How to Remediate A Damp Exterior Wall Cavity
Weep vents at both the top and bottom of a wall increase the drying potential in masonry walls.
We completed a build near Nashville at the end of 2020. I recently discovered damp conditions in an exterior wall cavity when I mounted some floating shelves. There’s no liquid water, but the drywall is moist, as if high-humidity air is trapped and is condensing in the wall. From outside to inside, here’s the makeup of the wall: 4 in. to 6 in. limestone cladding, 1 in. CavClear (a nonwoven polyester drainage mat), housewrap, 1/2-in. OSB sheathing, batt insulation, and drywall. The exterior faces south-southwest and heats up in the summer. It clearly also absorbs moisture. Thoughts on remediation?
—Marco Cohen via FHB forum
Steven Fechino, engineering and construction manager at Mortar Net Solutions, replies: Given that the problem is occurring on a south-facing wall, it sounds like you may have a vapor-driven moisture problem. As sunlight and warm temperatures heat up the cavity between the stone and the sheathing, the moisture in the cavity can change from water droplets to vapor as the evaporation process takes place. This vapor can be driven into the home if it has nowhere else to go, because the warmer air seeks equilibrium and will be drawn to the cooler air in the structure. At the very least, weep vents should have been installed in the mortar joints at the bottom of the wall directly on the surface of the flashing when it was constructed.
You see gaps in the mortar that are filled with a mesh or corrugated plastic material, those are weep vents. Weep vents located at the bottom of a facade allow a path for moisture to escape, but weep vents located at both the top and the bottom of the wall greatly increase the drying and evaporation performance in the cavity, reducing the chance of moisture reaching the indoors.
If your stone facade was constructed with weep vents only at the bottom—or worse, none at all—new weep vents can be added by drilling and/or chiseling out sections of mortar and filling the head joints with a weep vent designed for that purpose.
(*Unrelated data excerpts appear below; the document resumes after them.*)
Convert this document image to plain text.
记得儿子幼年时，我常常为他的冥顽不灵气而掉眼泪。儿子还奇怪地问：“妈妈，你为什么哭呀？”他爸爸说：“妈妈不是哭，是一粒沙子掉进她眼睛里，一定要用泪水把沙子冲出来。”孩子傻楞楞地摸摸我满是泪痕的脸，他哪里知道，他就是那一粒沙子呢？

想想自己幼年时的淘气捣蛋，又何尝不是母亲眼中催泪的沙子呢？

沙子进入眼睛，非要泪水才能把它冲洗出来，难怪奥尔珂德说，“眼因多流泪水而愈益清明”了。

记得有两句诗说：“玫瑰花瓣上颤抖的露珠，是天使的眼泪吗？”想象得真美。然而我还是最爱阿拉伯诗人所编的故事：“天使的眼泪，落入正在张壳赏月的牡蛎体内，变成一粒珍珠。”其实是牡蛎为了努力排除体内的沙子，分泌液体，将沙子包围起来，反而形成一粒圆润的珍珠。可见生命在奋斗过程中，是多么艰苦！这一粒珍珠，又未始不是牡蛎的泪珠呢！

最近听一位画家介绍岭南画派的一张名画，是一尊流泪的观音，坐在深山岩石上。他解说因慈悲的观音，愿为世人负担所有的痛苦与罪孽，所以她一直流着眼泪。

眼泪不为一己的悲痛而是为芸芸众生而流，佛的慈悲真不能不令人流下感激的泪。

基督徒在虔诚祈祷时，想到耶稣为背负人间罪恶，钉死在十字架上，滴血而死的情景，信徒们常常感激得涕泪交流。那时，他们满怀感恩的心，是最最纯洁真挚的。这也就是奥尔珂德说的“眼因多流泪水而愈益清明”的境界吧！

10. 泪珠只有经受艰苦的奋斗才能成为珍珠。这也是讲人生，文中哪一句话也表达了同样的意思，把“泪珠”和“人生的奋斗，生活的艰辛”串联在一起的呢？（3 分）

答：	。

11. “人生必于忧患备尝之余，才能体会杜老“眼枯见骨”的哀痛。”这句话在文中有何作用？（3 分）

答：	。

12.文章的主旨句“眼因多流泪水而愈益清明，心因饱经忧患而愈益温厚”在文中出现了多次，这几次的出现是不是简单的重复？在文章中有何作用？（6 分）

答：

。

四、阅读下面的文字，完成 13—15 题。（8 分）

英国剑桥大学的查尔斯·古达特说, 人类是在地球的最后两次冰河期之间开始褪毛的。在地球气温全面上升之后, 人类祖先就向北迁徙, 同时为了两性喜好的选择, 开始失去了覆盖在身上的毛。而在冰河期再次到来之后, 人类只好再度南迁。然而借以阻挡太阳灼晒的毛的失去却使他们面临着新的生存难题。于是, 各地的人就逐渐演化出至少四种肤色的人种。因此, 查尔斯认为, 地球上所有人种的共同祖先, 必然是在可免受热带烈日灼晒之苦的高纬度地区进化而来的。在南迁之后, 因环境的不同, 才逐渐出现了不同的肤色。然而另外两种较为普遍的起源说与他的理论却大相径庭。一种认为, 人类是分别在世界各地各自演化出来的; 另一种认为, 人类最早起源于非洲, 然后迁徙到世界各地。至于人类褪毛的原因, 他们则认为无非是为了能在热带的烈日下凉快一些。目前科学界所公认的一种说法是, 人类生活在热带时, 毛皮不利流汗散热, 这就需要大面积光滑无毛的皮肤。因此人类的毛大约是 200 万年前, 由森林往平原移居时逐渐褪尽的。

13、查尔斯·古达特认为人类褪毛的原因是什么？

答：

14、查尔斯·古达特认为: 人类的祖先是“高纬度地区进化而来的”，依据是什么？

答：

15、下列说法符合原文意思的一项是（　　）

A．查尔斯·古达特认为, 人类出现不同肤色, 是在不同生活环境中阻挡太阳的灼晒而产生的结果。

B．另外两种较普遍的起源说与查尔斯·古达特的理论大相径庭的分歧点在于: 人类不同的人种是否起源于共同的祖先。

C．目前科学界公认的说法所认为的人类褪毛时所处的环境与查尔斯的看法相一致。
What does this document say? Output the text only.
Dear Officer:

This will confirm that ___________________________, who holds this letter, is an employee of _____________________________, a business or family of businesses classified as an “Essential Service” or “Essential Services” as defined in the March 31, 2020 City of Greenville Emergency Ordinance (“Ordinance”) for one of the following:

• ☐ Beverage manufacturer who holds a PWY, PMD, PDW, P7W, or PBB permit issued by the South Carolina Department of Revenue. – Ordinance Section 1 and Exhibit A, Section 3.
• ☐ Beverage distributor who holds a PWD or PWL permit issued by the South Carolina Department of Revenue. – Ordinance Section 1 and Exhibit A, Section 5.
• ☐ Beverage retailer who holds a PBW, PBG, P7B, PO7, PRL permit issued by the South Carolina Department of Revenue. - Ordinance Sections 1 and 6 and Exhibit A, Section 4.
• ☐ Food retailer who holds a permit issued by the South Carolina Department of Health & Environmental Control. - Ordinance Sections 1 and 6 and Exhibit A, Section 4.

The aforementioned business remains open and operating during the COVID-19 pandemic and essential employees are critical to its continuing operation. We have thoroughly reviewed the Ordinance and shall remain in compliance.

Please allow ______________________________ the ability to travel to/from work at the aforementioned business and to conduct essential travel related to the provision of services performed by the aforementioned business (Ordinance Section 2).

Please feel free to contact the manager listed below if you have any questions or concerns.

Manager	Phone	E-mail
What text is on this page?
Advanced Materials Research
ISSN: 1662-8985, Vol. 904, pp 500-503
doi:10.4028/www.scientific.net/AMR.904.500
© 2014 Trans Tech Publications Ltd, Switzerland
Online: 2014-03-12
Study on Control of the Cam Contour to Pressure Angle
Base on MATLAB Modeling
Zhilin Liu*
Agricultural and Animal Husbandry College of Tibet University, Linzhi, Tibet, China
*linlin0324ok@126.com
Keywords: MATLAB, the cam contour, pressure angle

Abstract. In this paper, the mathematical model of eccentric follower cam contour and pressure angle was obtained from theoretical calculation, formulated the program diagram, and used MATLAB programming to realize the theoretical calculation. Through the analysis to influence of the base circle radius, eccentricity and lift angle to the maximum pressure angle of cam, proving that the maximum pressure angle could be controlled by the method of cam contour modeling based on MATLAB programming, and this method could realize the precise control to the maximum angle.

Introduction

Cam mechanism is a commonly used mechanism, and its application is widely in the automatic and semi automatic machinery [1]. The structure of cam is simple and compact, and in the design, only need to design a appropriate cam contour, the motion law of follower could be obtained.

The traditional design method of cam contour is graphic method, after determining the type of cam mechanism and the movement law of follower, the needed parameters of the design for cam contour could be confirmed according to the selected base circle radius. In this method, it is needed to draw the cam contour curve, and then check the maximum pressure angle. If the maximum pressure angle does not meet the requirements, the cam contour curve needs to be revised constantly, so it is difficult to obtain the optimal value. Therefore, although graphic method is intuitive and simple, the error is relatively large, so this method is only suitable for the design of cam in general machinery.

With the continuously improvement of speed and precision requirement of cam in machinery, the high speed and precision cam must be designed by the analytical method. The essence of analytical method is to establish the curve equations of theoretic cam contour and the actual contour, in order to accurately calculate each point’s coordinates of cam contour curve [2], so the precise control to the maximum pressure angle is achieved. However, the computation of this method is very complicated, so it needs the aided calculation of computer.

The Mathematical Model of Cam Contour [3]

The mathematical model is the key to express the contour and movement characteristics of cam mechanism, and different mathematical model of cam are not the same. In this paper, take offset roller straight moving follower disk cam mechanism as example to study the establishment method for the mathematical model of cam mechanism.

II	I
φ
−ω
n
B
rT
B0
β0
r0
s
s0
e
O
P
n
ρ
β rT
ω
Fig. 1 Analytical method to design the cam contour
Installing weep vents where the cladding meets the flashing is a building-code requirement in most parts of the United States. Typically, the maximum spacing allowed for weep vents is 33 in., but I recommend spacing them every 16 in. to 24 in. And while it’s not yet mandated by code, I also recommend installing weep vents at the top of the wall spaced the same distance as those at the bottom to encourage drying of the assembly. Weep vents are available in several colors to match the mortar. Keene Building Products and Hohmann & Barnard are two manufacturers of widely available products.